A Day of Infamy – 70 Years Later
A Commentary by J. D. Longstreet
It was a beautiful Sunday morning in Paradise when ......... ......... .........
Around 8 AM, (70) years ago today, the Japanese swooped in, out of a brilliant blue sky over Hawaii, and bombed the port of Pearl Harbor to smithereens. Much of the muscle of our Navy was destroyed. Two thousand and four hundred US servicemen were killed.
I was seven months old.
In the next four years, as my consciousness grew, I became aware of all the activity around me. I saw soldiers in uniform. I saw my grandmother crying when the telegram came that her baby boy had been "Killed in Action" somewhere in Europe.
And finally, I remember guns being fired into the air, people running through the streets of our little South Carolina town, hugging and kissing each other. I remember folks saying: “It’s over!” And it was. But it left an indelible mark on my family and an even deeper mark on me.
Those first 4 years of my life, the formative years, were experienced under intense stress. I learned the cost of war right from the beginning stages of my life. I lost one uncle, in Belgium (the Ancestral homeland) another was machine gunned through both thighs and lay in a freezing stream in France, all night, until American troops found him the next morning. The icy water of that frozen stream saved his life. He suffered ”shell-shock” (referred to as "Post Traumatic Stress Disorder" today) the remainder of his life. A summertime thunderstorm became an instant German artillery barrage. He would race for cover. The flashbacks were ever with him.
Others of my family were in the Pacific fighting the Japanese. They, too, came home with stories of Japanese Kamikaze planes hitting their ships and, in one case, finding the pilot alive. For whatever reason, the plane with the bomb attached, did not explode.
When we could get those veterans to talk, which was not often, I was spellbound by the stories of their experience.

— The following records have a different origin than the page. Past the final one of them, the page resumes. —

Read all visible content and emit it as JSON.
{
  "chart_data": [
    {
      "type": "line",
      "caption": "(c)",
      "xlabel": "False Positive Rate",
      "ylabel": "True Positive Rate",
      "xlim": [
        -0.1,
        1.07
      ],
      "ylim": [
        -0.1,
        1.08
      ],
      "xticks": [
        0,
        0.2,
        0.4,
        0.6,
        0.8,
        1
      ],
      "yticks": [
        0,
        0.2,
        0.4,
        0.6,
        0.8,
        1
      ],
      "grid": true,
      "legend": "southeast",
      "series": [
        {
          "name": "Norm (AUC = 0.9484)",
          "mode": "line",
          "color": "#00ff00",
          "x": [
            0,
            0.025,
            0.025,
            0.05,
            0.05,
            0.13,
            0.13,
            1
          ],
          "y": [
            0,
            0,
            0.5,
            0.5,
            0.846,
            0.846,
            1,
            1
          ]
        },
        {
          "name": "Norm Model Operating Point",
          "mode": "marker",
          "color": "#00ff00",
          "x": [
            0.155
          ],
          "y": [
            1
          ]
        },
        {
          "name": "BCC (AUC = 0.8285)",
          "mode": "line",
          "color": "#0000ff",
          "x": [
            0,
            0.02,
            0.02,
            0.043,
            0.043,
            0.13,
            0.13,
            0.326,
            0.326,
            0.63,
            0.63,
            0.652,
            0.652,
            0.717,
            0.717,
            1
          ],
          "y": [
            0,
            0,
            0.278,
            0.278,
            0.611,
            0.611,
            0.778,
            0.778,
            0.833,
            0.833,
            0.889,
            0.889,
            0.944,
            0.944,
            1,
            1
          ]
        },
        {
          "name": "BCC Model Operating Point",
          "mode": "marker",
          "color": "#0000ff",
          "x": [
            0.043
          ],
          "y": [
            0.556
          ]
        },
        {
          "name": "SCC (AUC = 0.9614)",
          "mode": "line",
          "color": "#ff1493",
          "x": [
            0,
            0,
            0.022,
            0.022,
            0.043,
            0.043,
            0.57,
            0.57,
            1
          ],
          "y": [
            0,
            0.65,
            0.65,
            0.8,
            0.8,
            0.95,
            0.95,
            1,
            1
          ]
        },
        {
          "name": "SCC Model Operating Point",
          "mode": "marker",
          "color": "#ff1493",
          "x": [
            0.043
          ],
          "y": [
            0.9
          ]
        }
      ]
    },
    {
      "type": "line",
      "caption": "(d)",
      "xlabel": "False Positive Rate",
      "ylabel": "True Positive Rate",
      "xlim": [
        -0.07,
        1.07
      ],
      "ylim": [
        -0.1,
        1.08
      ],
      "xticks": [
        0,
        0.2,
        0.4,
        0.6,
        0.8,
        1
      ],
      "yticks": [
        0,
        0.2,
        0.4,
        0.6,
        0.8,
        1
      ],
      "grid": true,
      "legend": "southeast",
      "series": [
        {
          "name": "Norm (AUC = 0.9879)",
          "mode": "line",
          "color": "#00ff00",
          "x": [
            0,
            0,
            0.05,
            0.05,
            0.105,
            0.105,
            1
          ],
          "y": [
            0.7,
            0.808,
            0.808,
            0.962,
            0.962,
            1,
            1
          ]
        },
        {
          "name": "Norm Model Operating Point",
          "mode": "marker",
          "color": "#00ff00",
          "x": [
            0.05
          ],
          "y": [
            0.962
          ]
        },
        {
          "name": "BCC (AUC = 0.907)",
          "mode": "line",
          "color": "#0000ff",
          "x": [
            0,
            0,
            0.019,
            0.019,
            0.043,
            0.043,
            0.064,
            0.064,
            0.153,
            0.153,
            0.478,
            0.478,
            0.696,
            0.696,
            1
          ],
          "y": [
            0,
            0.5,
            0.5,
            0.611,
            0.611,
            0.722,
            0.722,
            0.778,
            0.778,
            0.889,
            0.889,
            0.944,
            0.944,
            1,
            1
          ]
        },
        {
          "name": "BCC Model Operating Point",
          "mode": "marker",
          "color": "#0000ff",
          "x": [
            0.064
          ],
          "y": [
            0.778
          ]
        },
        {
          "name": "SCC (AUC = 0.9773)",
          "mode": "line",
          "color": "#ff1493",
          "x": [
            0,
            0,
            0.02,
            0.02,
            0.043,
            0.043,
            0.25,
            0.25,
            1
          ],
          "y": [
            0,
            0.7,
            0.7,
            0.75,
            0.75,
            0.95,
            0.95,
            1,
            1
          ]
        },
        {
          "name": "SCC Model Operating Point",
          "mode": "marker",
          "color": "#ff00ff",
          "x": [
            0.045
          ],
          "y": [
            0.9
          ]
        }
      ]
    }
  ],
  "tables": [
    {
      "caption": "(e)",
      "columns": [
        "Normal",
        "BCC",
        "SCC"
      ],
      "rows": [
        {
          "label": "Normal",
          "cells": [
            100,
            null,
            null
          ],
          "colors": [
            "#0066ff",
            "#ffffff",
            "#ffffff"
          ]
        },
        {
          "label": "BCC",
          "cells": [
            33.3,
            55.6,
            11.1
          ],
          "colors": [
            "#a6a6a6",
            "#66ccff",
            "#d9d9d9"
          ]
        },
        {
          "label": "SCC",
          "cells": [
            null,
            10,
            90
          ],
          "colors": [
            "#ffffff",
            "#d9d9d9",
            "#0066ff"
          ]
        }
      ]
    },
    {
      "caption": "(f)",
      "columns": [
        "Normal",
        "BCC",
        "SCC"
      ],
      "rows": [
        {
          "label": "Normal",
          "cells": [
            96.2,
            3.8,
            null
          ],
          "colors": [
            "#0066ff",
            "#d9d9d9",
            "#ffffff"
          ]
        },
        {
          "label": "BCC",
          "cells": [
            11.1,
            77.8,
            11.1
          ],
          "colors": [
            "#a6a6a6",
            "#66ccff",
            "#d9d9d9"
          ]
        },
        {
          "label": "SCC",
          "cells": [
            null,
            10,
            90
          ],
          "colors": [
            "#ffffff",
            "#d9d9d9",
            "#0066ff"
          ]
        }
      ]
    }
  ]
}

I soaked it up like a sponge.
You see, I learned, both from personal experience, and the second hand experience of my family members, who were in the hell of the Second World War, what war really is. And, I learned that you have no choice when the enemy brings the war to your doorstep, you must fight back, and you must prevail, no matter the cost.
Today, we find ourselves in another war, which was brought to our doorstep. In doing so, the enemy killed many more people with their sneak attack than the Japanese did with their sneak attack on Pearl Harbor.
I don’t suffer fools lightly. My generation shares that quality. Today we have people in our government who are advocating a policy of retreat for the United States in our war against terrorist in the Middle East. It does not seem to matter to those folks that an enemy, which has brought war to our shores, will not quit, and go home, just because we do. They will follow us back to our own country and continue to wage war against us here... in our land.
It makes no difference how many medals hang from a man’s uniform or suit jacket. For all the times he was right, represented by those medals, there are times when he is wrong.
Had the United States listened to the “doves” after Pearl Harbor, I would most likely be writing this missive in German rather than English. It was that serious then, and it is that serious now.
So, as we think, today, of the men and women who gave everything they had, including their lives, to insure that you and I would have a free country, let us think of the men and women serving today for the same reason.
On December 7th, 1941 the Japanese, and the Germans, wanted nothing less than the conquest of the world. Today the Islamofacists want the same thing.
You have to ask yourself… as an American… are you going to stand down, ground your weapon, and allow this evil from the deepest, darkest, depths of hell, to take your country? That is the question all Americans must ask themselves. For, understand, they will not stop with America. Once America is out of the way, the remainder of the world will fall to them as easily as dominoes.
The Men and Women (Caps Intentional) of 1941 had to ask themselves the same question. We had better thank Almighty God they answered in the affirmative.
Today, we honor them for it. But they will tell you, those who survive to this day, that there was no real question about what the people of America would do. It was simply understood that freedom was far too precious to allow the forces of evil to take it from us. And so they marched forth to stop it and preserve this country for you and me. And they did!
We can never thank them enough. Not only did they save America, they saved the world!
Are we, as Americans, prepared to give up our freedom today after that generation gave so much of their blood to preserve it for us?
I pray to God that America will finally awaken to the danger that threatens us and take the painful steps, whatever they might be, to preserve this country, and again, the world.